О Михаиле Федоровиче де Пуле,преподавателе российской словесности и русской истории, инспекторе классов, авторе многих статей и рассказов, печатавшихся в столичных журналах, и редакторе «Воронежских губернских ведомостей», вспоминали многие выпускники корпуса. Француз по происхождению, Михаил Федорович не просто любил — боготворил русскую литературу. Он был первым биографом народных поэтов И. С. Никитина и А. Н. Кольцова. И если Александр Лодыгин выбрал в свои кумиры Тарачкова, то Сергей Кривенко считал своим наставником де Пуле. В одном из писем 1885 года он вдруг вспомнил о нем и написал, что это был, несомненно, порядочный человек, несмотря на то, что писал иногда в «Русском вестнике», издаваемом М. Н. Катковым.
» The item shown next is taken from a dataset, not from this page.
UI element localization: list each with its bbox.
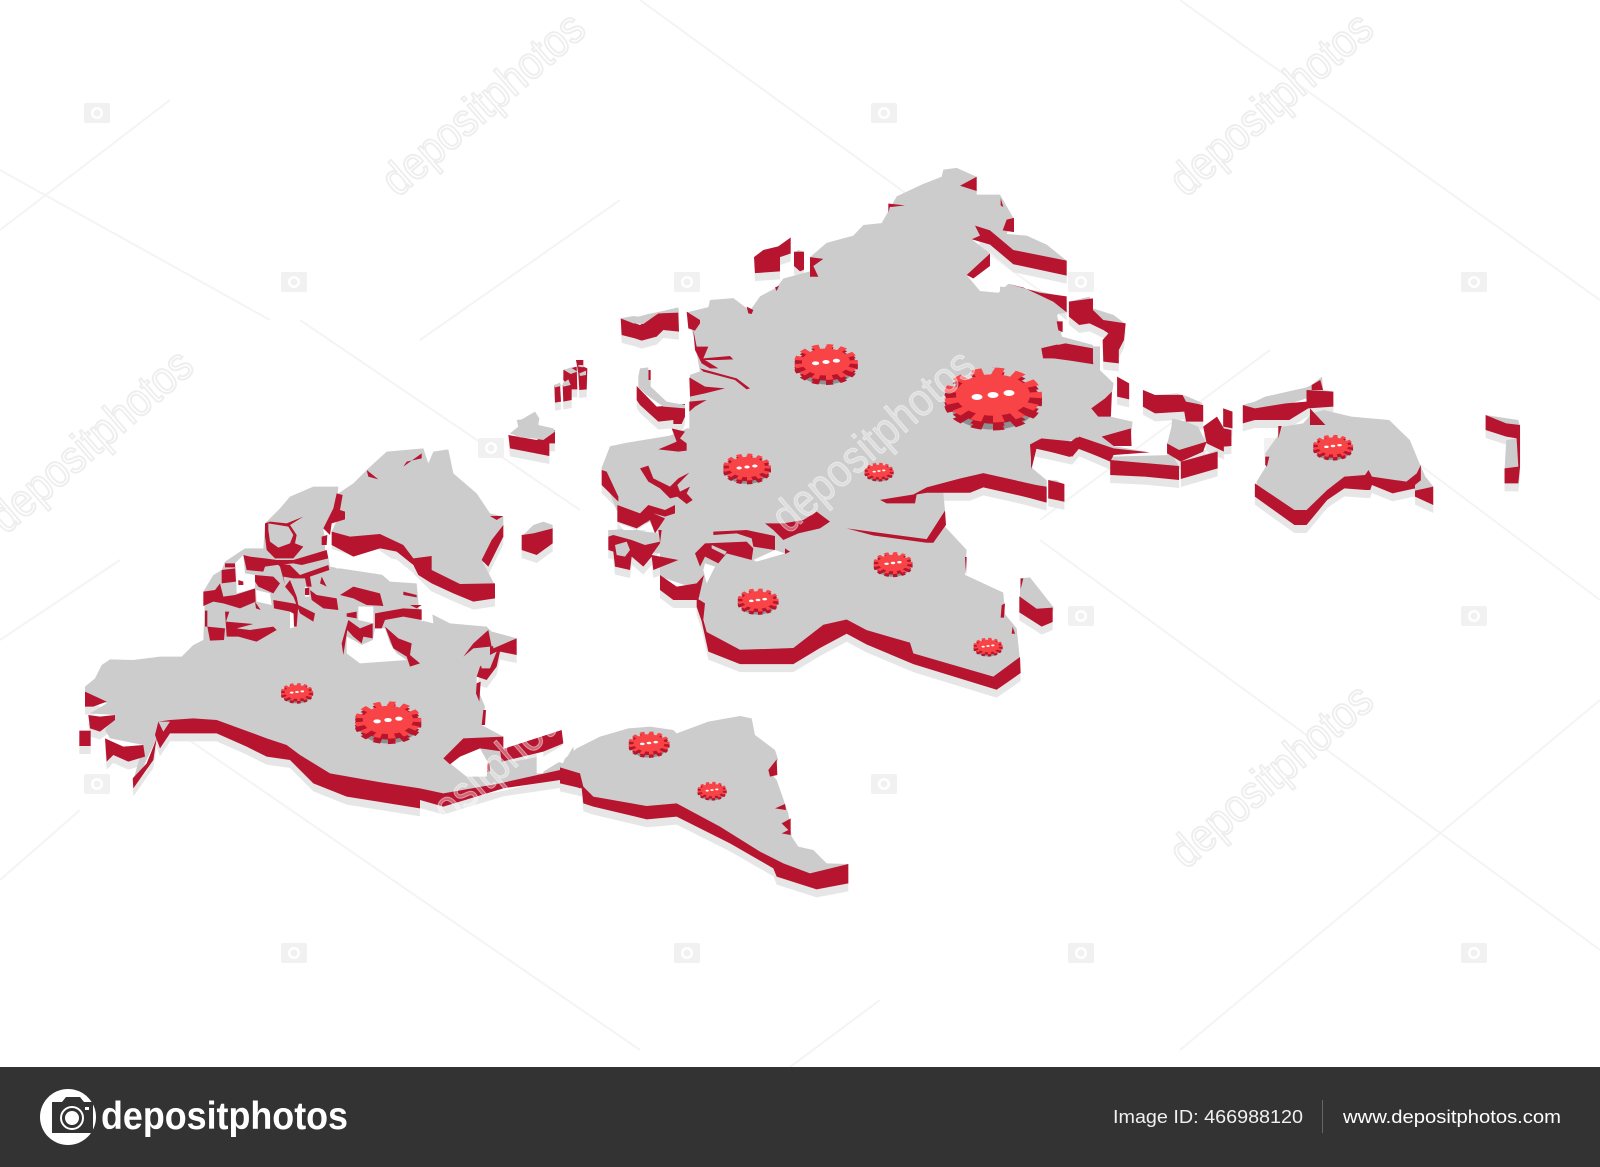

Сергей Кривенко издавал в корпусе рукописный литературно-художественный журнал, помещая а нем свои первые рассказы и статьи, и первым их читателем и критиком был де Пуле. Именно он, по свидетельству М. Слобожанина (Е. Максимова), избавил Сергея Николаевича «от слишком одностороннего увлечения одними экономическими вопросами и своим отношением к самостоятельному ученику подал прекрасный пример терпимости и уважения к чужим мнениям. Эти черты — отсутствие узости во взглядах и широкая терпимость и внимание к чужим мнениям — выпукло выделялись в характере Сергея Николаевича во всю его жизнь и составляли истинное украшение его духовной личности».